Título: O Judiciário se viu forçado a tomar decisão
Autor: Oliveira, Clarissa
Fonte: O Estado de São Paulo, 19/10/2007, Nacional, p. A8

Carlos Melo : cientista político e professor do Ibmec-SP

Para o professor do Ibmec-SP e cientista político Carlos Melo, a interferência do STF e TSE no processo político não é a fórmula ideal num quadro de divisão dos Poderes, mas não havia outra saída para o imbróglio da infidelidade partidária. ¿Este Congresso, recém-eleito logo após o que todo mundo dizia ser `o pior da história do Legislativo¿, já rejeitou uma proposta de reforma política e em nenhum momento deu sinal de que faria algo para enfrentar os graves problemas políticos. Assim, o Judiciário se viu forçado a tomar uma decisão e o fez, de forma meritória, ajudando a moralizar a política brasileira¿, afirmou. Assim, para ele, a instituição da fidelidade partidária via Supremo, embora não seja a forma ideal, enquadra-se nas regras da legalidade.

O senhor concorda com a interferência do Judiciário no Legislativo?

Acho que temos de separar as duas coisas. A decisão sobre a fidelidade é boa e ajuda a moralizar a política.
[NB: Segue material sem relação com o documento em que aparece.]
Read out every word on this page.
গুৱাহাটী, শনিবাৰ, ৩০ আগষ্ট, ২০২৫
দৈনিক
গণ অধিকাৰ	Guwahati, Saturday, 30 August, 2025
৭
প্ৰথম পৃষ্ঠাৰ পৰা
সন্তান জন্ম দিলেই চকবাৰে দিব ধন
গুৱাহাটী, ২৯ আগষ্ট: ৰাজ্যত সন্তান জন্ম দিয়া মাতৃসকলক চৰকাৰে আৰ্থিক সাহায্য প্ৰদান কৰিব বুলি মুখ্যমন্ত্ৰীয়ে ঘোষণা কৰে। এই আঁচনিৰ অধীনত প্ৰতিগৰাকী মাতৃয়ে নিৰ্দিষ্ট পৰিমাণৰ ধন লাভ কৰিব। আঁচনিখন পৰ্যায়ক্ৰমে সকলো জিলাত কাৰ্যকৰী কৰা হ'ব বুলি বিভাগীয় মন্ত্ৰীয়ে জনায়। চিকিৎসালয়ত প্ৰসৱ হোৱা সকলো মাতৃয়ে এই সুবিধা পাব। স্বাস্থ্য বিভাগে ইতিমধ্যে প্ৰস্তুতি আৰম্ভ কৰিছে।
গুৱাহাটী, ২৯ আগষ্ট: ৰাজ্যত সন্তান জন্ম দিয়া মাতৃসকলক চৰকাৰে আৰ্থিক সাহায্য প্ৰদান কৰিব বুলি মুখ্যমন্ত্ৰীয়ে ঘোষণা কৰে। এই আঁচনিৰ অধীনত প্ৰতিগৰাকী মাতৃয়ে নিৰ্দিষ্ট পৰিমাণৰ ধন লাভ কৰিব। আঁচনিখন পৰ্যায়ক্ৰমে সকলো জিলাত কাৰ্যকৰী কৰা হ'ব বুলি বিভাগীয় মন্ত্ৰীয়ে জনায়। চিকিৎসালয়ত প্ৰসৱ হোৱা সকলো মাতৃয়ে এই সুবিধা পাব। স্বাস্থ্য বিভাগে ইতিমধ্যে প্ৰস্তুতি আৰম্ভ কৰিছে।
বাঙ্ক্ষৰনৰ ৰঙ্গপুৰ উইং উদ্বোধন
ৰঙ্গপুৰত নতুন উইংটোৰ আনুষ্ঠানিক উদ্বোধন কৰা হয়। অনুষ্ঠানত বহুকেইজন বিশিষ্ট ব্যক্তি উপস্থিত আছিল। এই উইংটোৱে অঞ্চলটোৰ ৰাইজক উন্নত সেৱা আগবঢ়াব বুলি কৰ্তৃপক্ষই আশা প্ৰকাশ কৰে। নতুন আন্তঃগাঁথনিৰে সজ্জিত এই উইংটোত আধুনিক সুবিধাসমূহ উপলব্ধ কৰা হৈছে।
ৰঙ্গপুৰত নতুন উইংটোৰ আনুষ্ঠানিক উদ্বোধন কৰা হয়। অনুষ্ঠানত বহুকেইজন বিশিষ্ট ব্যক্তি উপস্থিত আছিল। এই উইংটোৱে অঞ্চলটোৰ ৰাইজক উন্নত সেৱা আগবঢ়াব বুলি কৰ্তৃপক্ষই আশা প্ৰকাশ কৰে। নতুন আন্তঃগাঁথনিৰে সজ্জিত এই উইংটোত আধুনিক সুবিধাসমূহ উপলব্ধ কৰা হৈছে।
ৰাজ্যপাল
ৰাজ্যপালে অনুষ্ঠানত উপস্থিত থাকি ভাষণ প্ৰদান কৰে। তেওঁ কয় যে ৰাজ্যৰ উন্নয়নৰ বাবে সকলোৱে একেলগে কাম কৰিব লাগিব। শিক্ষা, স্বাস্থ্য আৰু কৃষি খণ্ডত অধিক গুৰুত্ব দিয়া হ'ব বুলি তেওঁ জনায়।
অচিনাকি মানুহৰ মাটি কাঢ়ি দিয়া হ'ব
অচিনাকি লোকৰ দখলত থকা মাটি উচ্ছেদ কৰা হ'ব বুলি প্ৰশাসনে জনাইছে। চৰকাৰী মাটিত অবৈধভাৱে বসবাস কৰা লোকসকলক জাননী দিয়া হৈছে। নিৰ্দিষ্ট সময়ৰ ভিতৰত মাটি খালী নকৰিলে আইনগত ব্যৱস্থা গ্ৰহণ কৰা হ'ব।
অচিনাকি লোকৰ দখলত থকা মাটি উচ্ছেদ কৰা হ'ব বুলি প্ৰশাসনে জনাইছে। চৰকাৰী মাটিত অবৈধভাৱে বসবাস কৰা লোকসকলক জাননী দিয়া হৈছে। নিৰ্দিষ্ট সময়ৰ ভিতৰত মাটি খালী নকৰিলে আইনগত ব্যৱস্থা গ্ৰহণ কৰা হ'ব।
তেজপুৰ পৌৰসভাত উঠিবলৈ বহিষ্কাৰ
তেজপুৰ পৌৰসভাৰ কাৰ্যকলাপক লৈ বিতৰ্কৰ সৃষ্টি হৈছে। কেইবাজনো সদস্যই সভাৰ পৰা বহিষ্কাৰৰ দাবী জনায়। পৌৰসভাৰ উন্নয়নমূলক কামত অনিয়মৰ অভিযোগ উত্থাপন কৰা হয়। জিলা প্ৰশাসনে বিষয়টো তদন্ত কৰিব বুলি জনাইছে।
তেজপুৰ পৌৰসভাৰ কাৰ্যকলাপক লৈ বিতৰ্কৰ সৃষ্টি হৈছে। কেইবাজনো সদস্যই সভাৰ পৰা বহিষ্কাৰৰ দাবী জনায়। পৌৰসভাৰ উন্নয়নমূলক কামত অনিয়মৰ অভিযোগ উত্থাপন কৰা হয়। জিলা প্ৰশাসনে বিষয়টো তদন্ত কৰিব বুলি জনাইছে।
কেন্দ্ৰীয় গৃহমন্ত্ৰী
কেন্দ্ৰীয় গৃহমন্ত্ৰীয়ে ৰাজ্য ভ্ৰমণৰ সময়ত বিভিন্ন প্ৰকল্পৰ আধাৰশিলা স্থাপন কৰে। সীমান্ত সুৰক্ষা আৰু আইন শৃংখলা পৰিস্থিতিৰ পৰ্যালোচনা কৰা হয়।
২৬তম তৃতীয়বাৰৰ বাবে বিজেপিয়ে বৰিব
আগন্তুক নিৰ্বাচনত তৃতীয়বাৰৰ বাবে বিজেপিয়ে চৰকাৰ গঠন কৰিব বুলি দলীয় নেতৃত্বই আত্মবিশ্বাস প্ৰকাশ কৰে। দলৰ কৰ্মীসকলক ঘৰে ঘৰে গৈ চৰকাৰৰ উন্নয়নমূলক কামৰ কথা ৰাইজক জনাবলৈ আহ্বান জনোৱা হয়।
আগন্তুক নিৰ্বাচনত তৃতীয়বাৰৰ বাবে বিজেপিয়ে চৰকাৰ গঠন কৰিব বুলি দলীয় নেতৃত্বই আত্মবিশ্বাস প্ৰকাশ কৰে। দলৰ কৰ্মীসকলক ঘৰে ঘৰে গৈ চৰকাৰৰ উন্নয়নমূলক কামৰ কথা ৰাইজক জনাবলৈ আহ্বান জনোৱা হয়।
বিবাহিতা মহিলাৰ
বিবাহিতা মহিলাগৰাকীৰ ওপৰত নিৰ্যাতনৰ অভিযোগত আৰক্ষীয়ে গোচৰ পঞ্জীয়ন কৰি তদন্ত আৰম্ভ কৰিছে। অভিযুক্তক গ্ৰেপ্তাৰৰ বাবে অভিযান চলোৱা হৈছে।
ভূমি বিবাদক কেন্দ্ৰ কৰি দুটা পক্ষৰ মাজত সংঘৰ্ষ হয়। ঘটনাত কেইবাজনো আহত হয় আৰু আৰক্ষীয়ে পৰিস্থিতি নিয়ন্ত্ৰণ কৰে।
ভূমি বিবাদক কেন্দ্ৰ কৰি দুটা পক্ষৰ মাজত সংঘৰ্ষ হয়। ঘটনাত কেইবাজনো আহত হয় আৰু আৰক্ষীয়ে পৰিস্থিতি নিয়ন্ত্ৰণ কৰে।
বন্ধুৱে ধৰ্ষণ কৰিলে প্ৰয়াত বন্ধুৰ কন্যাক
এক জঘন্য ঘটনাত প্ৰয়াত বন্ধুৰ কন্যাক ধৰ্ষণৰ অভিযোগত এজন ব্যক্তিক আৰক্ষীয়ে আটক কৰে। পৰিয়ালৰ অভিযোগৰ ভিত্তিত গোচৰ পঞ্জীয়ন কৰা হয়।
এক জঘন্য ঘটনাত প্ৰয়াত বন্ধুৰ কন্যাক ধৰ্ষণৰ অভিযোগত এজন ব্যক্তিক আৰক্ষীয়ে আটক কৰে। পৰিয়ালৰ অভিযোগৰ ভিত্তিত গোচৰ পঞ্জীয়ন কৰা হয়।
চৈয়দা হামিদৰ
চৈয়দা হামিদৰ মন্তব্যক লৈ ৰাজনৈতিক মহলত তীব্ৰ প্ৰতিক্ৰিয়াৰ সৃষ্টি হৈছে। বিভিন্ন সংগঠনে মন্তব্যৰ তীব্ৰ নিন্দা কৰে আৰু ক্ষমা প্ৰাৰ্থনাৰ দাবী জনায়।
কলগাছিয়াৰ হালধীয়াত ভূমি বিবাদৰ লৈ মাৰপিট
O meio pelo qual foi feito, ou seja, via Judiciário quando devia ser pelo Legislativo, não é ideal, mas a alternativa seria ficar olhando e esperando, em uma postura conformista, que o Congresso tomasse alguma medida neste sentido, o que não ocorreria. Quando diziam que a Legislatura anterior era a pior da história, eu sempre lembrava que a próxima provavelmente seria igual, já que não houve mudança nos partidos, na sua filosofia, nem nos métodos. Por que, afinal de contas, deveríamos esperar que este Congresso fosse melhor que o anterior?

E por que, em sua visão, o Judiciário tem interferido tanto na atividade legislativa?

O Congresso tem refugado na discussão sobre a reforma política - já sepultou uma proposta neste sentido com apenas um ano de legislatura - e não cumpre o seu papel constitucional. A oposição representada pelo PSDB e DEM, principal interessada na fidelidade partidária, jamais conseguiria promover alguma mudança no quadro, por ser minoria. Daí, recorreu ao STF, a única saída para ter algum resultado. A ação do STF não integra a discussão política pura, mas é legal, não tem traços de autoritarismo nem significa uma violência ao sistema político e está prevista na Constituição.

E qual a razão de o Congresso não ter feito a reforma ou discutido a fidelidade?

Esta é uma questão do auto-interesse dos parlamentares, que têm fortes razões para manter estas imperfeições. Eles foram eleitos por este sistema, que os beneficia e não viram razão para mudá-lo. A infidelidade interessa aos parlamentares e ao Executivo, beneficiado por ela, por possibilitar a cooptação. No entanto, embora possa gozar vantagens momentâneas, o próprio governo pode vir a ter prejuízos futuros com a infidelidade, que se volta contra ele, que permanece refém do Legislativo.

Como o senhor viu a aprovação da Proposta de Emenda à Constituição (PEC) da infidelidade de autoria do senador Marco Maciel (DEM-PE) pelo Senado?

Os senadores estão legislando sobre uma decisão já dada. Eles querem criar uma situação na qual se possa aduzir que a decisão não foi somente do STF. Não digo que a PEC seja oportunista, mas sua aprovação cheira a reação contra o Judiciário.